Napoli si prepara all’America’s Cup non solo come competizione di vela ma come banco di prova per la governance urbana. Il porto, fulcro dell’evento, è al centro di un’organizzazione logistica che riflette la quotidianità di residenti e lavoratori, con flussi controllati, percorsi pedonali tracciati e misure di sicurezza integrate.
Sotto i pontili, l’area portuale si è trasformata in un mosaico funzionale. Gli ormeggi sono riservati alle imbarcazioni da regata; corridoi pedonali permettono ai tifosi di muoversi con facilità; aree dedicate al carico e scarico sono allineate agli orari delle gare, con accessi controllati che includono dogane e misure di sicurezza.

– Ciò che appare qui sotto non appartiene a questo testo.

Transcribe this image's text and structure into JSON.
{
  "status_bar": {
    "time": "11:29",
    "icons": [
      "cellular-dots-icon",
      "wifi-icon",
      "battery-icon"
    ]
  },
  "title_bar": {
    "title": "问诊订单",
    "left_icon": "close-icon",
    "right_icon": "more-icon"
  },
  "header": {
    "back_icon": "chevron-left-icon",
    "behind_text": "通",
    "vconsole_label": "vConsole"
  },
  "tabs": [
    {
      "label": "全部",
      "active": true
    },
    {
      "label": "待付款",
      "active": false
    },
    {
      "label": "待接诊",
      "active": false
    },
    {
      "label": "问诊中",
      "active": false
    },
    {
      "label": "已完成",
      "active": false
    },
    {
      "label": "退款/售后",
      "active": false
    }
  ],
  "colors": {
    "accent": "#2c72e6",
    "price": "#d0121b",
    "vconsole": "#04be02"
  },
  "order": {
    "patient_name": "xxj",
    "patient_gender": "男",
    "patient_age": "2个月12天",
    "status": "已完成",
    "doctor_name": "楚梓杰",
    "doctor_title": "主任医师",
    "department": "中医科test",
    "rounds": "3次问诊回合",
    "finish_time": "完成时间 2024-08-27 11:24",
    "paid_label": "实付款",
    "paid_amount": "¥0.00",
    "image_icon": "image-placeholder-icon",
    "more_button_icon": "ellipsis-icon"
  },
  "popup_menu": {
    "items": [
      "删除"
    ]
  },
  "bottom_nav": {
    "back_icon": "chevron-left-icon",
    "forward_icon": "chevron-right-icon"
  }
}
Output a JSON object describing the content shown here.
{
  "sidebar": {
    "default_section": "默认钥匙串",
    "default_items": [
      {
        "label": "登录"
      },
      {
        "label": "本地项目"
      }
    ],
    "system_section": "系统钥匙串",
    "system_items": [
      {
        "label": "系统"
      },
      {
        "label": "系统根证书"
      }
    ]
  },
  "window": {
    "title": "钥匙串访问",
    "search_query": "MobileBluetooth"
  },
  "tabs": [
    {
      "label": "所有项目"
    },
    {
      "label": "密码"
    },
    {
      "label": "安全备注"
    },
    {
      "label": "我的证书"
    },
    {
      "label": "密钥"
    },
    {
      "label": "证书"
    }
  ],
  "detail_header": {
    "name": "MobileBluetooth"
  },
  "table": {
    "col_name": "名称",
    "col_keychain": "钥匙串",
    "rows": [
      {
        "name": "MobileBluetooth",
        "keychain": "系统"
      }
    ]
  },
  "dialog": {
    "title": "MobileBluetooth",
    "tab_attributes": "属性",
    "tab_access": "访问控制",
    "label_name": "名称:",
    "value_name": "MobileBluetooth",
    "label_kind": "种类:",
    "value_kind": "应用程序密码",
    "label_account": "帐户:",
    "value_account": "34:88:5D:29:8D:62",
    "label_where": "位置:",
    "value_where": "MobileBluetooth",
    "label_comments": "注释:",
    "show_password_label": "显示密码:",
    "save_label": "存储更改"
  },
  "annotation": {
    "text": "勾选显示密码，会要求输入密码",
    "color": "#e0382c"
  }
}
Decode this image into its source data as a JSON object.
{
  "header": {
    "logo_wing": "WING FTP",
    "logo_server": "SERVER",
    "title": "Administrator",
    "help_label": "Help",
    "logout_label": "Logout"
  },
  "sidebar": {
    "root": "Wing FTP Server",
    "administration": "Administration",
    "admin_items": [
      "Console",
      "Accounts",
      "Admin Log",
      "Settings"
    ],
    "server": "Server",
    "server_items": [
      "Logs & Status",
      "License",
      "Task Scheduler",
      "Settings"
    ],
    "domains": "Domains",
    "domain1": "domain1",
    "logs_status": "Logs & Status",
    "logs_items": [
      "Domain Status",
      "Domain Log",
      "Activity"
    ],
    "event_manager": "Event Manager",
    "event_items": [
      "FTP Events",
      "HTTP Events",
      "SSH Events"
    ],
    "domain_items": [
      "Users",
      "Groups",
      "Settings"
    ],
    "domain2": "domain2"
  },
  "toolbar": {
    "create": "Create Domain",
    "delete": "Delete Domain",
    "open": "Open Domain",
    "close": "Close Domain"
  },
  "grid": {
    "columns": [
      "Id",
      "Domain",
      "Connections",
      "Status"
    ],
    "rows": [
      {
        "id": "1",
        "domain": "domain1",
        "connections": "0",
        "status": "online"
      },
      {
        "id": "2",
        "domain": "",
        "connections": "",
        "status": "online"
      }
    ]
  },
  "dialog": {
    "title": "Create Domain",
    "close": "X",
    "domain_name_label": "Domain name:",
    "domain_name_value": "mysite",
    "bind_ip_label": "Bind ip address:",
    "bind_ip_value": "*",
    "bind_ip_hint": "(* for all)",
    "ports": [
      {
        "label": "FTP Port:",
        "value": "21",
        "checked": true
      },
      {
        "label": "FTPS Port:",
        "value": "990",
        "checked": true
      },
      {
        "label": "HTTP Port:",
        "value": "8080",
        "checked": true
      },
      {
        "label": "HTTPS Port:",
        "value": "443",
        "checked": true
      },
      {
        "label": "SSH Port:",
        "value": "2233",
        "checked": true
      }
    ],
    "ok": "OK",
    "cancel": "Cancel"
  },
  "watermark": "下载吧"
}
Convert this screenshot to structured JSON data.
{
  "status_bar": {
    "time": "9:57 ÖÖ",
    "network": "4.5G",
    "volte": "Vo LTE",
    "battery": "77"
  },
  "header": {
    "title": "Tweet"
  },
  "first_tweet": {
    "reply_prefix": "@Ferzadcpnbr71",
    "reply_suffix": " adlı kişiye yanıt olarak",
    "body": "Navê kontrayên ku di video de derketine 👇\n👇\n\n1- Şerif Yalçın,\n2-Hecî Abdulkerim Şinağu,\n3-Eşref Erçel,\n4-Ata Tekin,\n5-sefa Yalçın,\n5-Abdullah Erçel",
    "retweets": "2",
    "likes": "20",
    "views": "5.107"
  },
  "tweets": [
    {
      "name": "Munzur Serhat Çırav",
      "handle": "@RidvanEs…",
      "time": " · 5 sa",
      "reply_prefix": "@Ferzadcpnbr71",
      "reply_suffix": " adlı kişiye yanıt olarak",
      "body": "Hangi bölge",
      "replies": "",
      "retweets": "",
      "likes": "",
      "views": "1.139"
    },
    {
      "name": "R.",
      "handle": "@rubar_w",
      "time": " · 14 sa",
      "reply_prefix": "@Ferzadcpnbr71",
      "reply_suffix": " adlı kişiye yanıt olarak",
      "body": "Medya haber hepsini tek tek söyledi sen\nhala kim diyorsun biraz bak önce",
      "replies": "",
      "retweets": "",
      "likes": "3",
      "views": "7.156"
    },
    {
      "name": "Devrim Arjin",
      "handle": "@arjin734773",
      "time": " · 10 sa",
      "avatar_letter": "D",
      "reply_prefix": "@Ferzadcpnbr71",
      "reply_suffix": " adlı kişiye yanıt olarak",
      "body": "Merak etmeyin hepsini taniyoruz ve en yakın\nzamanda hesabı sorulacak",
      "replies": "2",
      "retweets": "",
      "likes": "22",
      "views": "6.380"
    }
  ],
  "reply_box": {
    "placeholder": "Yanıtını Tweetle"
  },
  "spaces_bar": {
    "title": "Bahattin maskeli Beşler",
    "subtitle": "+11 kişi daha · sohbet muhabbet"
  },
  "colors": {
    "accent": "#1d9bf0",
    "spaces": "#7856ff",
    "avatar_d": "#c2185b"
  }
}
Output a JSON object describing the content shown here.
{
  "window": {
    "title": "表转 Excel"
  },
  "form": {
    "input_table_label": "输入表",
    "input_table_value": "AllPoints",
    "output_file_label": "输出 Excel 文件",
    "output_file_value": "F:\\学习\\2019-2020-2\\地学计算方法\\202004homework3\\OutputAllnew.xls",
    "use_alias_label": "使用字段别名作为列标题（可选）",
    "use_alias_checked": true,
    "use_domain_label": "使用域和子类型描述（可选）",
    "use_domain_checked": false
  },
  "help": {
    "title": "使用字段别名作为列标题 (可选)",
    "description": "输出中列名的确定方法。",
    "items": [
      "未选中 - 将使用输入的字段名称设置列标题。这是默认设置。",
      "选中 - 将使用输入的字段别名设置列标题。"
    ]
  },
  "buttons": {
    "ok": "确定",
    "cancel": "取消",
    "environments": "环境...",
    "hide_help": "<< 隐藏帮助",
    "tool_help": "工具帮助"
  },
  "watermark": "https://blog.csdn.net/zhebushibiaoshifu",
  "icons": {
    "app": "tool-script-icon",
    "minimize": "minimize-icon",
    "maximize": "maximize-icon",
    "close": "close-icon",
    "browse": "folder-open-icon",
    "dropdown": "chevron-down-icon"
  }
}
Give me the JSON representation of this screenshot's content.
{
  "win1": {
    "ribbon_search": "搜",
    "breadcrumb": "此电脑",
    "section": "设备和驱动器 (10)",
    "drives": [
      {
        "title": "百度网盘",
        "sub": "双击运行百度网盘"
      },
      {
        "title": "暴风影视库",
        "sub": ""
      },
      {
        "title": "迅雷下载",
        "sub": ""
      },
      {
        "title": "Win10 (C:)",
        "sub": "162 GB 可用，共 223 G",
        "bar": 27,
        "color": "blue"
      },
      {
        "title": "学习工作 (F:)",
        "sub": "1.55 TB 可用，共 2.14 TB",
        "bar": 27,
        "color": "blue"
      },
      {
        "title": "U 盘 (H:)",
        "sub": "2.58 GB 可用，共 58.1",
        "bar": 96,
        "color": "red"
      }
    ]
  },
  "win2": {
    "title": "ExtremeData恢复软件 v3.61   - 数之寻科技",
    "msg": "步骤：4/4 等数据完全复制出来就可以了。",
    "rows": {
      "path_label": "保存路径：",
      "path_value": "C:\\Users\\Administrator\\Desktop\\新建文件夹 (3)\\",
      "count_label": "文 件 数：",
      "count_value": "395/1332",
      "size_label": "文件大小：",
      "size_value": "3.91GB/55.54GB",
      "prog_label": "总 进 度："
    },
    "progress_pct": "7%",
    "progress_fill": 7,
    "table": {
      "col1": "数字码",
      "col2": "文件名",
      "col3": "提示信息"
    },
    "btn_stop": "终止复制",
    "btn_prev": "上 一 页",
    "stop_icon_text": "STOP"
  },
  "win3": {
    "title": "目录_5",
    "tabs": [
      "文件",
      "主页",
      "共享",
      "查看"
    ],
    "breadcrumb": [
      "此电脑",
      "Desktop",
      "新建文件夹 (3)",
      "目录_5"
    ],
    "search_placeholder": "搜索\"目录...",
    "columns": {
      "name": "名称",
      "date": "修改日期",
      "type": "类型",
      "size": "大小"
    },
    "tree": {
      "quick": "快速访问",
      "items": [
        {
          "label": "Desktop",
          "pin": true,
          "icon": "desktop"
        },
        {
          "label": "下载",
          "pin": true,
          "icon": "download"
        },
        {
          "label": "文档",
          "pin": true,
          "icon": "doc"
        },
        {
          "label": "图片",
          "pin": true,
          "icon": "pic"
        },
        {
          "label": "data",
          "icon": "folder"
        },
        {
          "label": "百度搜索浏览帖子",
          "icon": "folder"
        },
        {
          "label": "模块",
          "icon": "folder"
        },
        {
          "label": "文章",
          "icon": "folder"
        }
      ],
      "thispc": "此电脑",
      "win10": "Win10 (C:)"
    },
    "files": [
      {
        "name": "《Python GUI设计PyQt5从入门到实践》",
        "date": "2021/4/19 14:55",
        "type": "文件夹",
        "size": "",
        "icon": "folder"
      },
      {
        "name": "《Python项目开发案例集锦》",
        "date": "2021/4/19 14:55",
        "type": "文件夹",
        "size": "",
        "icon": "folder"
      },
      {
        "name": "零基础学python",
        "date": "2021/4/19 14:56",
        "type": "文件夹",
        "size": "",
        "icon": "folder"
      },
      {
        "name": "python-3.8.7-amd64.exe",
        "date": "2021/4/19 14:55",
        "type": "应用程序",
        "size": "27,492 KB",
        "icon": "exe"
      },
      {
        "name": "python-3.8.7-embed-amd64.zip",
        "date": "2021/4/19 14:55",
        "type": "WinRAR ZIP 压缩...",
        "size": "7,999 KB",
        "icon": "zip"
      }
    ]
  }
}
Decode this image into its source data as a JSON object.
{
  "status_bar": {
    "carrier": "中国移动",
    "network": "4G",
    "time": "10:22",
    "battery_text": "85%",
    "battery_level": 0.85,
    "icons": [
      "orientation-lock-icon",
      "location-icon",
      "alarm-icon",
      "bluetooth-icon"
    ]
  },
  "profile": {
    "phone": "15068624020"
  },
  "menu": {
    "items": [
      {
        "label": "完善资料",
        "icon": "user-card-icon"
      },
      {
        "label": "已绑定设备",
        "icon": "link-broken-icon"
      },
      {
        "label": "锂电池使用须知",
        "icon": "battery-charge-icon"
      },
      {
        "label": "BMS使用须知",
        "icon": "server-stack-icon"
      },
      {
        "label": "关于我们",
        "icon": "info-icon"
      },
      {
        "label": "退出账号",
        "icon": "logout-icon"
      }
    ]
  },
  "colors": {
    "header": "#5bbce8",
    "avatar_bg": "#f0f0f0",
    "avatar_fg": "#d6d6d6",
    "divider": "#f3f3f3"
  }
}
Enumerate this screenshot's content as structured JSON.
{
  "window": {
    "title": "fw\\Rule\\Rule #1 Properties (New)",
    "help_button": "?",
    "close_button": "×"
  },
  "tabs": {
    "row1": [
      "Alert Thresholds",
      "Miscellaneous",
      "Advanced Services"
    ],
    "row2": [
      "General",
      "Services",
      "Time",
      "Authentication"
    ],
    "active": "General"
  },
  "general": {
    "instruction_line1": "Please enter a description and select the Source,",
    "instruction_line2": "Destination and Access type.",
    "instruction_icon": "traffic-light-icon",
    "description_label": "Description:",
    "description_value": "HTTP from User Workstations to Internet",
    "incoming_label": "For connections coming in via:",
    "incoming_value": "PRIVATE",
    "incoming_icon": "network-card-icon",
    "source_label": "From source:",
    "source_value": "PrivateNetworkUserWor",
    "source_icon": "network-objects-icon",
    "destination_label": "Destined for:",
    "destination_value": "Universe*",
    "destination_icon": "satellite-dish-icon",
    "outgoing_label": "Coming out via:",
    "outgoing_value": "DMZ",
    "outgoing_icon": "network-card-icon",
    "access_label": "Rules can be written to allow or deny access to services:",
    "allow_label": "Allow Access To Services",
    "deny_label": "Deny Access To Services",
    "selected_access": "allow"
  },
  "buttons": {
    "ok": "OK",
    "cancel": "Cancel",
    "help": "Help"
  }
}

Il cambiamento è palpabile: scalinate temporanee, navette gratuite per spettatori e parcheggi riallestiti facilitano gli spostamenti; i ristoratori hanno adeguato l’offerta con menù snelli e orari prolungati, per non interferire con la vita quotidiana e accogliere turisti.
La sicurezza occupa un posto fondamentale: varchi controllati, videosorveglianza e procedure di screening sono parte di un sistema coordinato da enti locali e autorità portuali, con piani di emergenza aggiornati.
Con la governance formalizzata, la regata diventa un’opportunità per Napoli di maturare in termini di gestione pubblica: non solo efficienza, ma un impegno verso percorsi inclusivi e partecipati che valorizzino i quartieri e i residenti.
Dal punto di vista logistico, la governance si estende alle aree di rigenerazione urbana. A Bagnoli è prevista l’Area Tecnica e infrastrutture per l’AC38, mentre Nisida ospita le basi iniziali per i team, con sei hangar completati; Emirates Team New Zealand avrà una base operativa.
Il Race Village sarà lungo il lungomare, con le basi che in seguito saranno riqualificate per supportare la rigenerazione urbana e le attività legate all’evento. Napoli 2027 resta l’occasione per collegare infrastrutture logistiche a spazi pubblici rinnovati.
La governance è affidata a una struttura formale: America’s Cup Venue Board e Cabina di regia guidano i controlli di legalità e sicurezza in cantiere, con una stretta cooperazione tra Comune, Autorità Portuale e partner istituzionali.
Verifiche antimafia hanno evidenziato l’assenza di imprese legate a criminalità organizzata tra quelle ispezionate e proseguirà un monitoraggio continuo in vista dell’evento.
I documenti tecnici pubblicati includono le Sailing Instructions for Naples Preliminary Regatta (PR2) pubblicate nel 2026, con regate previste dal 24 al 27 settembre 2026, tre giorni di pratica ufficiale (23-25 settembre) e una finestra di regate su fleet per 8-9 imbarcazioni.
Restano in vigore programmi di intervento infrastrutturale approvati da Invitalia e dalla Cabina di regia, che includono opere a mare/terra, risanamento ambientale e rigenerazione urbana integrate all’evento.